Number of Israeli homeless grew 27 percent last year

The number of homeless people in the territories occupied by the Zionist regime rose by 27 percent in 2020 as the coronavirus caused a rise in joblessness and economic distress, data from Israel's Labor, Social Affairs and Social Services Ministry reveal.
This is because their main problem is not a lack of housing. But experts say the number of homeless known to the authorities, estimated to number 3,471 people at the end of last year, is much lower than the real number because thousands do not conform to the official definition.
A breakdown of the numbers show that of the 450 people who were recognized as homeless for the first time last year, 60 percent had been living on the street for a long time but only turned for help when their financial situation deteriorated sharply. Nearly a third were people who had previously found housing, only to be driven back to the streets by the economic fallout of the pandemic. Ten percent of the new cases were people who had been made homelessness for the first time by the epidemic.

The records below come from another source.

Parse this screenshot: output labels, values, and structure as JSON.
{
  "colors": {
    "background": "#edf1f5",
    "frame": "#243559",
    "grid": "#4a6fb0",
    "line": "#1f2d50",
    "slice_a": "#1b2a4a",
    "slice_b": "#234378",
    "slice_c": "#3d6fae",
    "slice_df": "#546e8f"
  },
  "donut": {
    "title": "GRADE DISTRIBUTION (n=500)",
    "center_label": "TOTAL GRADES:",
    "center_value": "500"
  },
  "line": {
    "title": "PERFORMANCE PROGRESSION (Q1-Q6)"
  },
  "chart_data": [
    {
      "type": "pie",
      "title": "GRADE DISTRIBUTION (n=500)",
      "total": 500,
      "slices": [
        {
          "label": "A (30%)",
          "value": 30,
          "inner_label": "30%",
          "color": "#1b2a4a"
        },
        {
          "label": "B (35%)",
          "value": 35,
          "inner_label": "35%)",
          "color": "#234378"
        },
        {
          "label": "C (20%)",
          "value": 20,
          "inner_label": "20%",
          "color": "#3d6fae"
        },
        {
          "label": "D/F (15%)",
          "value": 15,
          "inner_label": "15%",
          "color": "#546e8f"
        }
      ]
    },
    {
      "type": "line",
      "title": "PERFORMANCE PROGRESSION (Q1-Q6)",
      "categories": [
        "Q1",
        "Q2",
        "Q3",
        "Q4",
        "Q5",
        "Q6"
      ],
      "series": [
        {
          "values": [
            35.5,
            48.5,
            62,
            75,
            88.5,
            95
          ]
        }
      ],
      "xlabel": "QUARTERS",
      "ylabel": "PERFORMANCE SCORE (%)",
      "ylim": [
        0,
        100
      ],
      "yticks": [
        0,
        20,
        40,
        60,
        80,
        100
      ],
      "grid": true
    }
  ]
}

Officials said that many long-term homeless people only turned to social workers after their income, which could include panhandling and collecting bottles for deposit money, dried up amid COVID-related closures and restrictions. They also found it harder to feed themselves, since the restaurants and soup kitchens they patronized were shuttered.
“These are people who suddenly lost the ability to survive on their own in the streets. Some of them didn’t seek treatment and didn’t want the benefits they were entitled to. All they wanted was food,” a source at the Social Services Ministry told Haaretz.